All of this makes me very skeptical about the now ubiquitous assumption that masses job losses are inevitable. In many ways I hope they are - we should hope that more of the tasks we only do out of necessity will be automated, as long as the economic gains can be spread equitably (a whole other ball game!). But a narrative of huge disruption feeds into the rather millennial milieu in which we find ourselves, plagued with doubts about our economic system, possible catastrophic climate change, antibiotic resistance etc. It is very tempting to believe that disruptive, destructive change is now a permanent feature of our lives. F&O, to their credit, do not take this line - I have seen Michael Osborne present his work previously and he speaks to all great possibilities automation creates. It is also worth noting that many tasks that can be automated take an amazingly long time to be so. I recently took a trip to the National Coal Mining Museum, where I was amazed to learn that very few mines had any serious machinery involved in the actual hacking off of coal until nationalisation and unionisation drove up labour costs and pushed efficiency up the agenda after the war. I'm perpetually amazed, as a renter, how many people think dishwashers are optional! As Frey & Osborne note, but few news outlets pick up on, automation will only happen if the cost of labour is sufficiently high - many government policies are directed explicitly at lowering the cost of labour to the employer.
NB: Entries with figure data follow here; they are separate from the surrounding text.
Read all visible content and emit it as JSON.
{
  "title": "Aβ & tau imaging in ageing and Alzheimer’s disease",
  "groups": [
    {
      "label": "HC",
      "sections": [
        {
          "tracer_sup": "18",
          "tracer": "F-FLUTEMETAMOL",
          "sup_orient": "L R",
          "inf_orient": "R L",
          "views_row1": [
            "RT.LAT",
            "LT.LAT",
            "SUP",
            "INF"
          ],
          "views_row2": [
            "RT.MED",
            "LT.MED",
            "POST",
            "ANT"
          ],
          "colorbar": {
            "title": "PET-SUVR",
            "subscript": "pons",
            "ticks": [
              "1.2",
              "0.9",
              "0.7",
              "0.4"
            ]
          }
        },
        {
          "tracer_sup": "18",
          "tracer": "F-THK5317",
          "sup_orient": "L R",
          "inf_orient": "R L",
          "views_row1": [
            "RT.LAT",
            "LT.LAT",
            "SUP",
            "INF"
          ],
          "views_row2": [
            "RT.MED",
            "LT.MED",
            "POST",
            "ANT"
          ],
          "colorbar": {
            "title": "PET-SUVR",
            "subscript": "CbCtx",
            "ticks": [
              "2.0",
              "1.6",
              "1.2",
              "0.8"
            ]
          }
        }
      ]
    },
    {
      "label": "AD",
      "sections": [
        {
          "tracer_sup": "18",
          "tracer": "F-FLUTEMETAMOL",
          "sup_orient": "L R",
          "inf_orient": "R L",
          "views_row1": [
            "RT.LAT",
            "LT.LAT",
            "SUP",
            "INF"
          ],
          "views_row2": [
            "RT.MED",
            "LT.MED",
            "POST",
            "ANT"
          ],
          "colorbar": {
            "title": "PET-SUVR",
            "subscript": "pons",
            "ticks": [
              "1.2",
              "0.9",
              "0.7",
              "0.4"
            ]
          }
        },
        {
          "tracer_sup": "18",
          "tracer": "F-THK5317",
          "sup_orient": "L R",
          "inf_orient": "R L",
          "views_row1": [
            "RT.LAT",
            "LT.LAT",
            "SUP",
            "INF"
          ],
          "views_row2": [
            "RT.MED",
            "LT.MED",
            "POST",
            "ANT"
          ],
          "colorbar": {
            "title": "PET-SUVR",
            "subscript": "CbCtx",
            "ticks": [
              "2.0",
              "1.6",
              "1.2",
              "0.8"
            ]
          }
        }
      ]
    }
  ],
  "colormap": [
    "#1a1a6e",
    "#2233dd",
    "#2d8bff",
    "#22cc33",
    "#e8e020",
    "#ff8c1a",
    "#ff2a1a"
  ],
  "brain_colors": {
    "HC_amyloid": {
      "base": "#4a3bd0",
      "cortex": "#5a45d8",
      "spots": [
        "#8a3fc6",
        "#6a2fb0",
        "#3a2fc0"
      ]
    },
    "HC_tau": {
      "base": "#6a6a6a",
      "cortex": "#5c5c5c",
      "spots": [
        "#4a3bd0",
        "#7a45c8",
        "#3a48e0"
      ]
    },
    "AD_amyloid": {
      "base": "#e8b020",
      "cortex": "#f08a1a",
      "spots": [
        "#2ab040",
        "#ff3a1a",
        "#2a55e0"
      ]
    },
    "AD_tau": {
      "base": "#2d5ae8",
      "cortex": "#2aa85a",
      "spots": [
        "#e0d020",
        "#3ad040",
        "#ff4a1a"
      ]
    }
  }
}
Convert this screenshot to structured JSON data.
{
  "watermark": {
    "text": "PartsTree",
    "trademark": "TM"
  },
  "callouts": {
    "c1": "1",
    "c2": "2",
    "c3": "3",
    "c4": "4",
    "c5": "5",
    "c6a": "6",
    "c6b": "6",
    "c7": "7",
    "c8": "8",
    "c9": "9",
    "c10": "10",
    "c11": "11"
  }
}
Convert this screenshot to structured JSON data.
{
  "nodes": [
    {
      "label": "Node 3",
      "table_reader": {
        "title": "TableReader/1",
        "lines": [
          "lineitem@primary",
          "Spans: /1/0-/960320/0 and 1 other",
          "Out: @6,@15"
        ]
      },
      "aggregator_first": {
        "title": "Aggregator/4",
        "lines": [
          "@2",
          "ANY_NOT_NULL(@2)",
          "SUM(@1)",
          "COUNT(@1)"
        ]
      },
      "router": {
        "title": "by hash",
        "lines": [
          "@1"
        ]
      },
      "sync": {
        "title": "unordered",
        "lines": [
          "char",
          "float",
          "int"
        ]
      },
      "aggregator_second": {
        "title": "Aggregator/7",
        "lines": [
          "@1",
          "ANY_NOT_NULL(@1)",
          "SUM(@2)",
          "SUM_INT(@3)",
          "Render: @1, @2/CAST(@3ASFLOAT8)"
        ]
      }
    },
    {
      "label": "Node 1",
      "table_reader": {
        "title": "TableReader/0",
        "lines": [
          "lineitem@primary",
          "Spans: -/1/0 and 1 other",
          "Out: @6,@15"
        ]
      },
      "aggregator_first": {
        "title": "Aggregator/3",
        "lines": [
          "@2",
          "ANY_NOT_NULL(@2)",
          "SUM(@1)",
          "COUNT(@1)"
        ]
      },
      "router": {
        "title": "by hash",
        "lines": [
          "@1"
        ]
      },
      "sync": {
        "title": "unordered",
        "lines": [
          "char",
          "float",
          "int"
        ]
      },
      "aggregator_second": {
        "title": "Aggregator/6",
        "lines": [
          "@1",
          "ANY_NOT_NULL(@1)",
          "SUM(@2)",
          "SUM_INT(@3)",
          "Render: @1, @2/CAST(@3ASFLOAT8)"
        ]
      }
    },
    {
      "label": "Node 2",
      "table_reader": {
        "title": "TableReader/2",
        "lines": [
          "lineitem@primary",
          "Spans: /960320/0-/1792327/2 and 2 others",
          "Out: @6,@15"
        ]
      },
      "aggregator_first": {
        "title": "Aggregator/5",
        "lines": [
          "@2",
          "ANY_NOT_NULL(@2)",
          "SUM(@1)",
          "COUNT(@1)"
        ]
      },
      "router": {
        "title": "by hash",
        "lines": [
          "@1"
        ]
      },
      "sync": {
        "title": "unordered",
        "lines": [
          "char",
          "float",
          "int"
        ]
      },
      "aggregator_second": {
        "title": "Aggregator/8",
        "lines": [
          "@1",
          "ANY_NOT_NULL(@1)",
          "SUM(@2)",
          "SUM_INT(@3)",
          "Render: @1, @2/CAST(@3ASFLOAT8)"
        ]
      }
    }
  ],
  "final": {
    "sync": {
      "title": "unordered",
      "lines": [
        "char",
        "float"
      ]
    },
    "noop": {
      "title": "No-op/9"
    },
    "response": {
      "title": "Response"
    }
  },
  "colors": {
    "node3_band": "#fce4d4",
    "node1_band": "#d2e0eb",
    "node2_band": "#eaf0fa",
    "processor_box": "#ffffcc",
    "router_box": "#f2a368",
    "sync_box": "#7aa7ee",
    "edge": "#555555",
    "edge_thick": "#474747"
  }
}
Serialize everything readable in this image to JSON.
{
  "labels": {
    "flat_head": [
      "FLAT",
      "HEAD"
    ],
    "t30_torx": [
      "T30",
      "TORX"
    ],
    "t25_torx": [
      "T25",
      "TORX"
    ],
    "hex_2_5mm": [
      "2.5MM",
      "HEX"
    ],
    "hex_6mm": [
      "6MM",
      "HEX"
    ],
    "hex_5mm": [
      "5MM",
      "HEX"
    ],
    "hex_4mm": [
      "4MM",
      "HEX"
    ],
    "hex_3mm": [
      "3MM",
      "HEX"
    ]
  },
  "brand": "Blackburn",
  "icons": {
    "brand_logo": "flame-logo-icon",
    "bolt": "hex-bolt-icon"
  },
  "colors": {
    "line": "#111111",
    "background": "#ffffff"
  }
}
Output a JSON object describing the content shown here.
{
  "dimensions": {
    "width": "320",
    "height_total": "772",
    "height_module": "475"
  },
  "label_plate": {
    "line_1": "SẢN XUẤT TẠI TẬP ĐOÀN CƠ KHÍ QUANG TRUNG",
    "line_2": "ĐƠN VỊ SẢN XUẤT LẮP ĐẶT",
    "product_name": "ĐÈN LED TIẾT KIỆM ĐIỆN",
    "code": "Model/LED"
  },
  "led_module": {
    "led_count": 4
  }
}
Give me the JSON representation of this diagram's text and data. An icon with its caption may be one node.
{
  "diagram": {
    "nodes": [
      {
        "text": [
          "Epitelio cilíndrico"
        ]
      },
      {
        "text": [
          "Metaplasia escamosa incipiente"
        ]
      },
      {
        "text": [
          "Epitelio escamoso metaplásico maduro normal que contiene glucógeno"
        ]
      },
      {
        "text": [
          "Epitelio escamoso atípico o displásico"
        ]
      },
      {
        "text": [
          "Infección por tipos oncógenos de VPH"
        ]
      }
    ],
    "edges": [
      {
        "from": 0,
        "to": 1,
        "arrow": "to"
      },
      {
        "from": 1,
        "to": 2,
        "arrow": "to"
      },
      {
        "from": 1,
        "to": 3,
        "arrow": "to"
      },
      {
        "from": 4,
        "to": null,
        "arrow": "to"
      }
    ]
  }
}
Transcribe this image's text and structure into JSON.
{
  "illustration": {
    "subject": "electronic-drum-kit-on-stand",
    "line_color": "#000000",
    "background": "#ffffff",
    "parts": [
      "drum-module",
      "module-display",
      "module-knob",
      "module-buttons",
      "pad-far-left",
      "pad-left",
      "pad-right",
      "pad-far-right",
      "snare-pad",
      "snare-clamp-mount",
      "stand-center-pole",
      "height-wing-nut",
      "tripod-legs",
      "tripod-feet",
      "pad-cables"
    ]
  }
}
We shall no doubt see feats of automation in our lifetimes that would stagger us today, just as the household appliances created in the 20th century would amaze our ancestors. But exactly which jobs will disappear, when they will do so and how many people will become unemployed? I would not want to guess.

Reference: [F&O] The future of employment: How susceptible are jobs to computerisation? Carl Benedikt Frey and Michael A. Osborne

1 comment:

  1. Richard,

    You might find this of interest:

    It takes the Frey and Osborne risk scores and uses them to create 4 different scenarios of future automation job loss. It is an interactive visualization, so you can dig down into the data and explore it interactively.

    My takeaway from the project was that automation risk is highly concentrated among low pay and low skilled workers.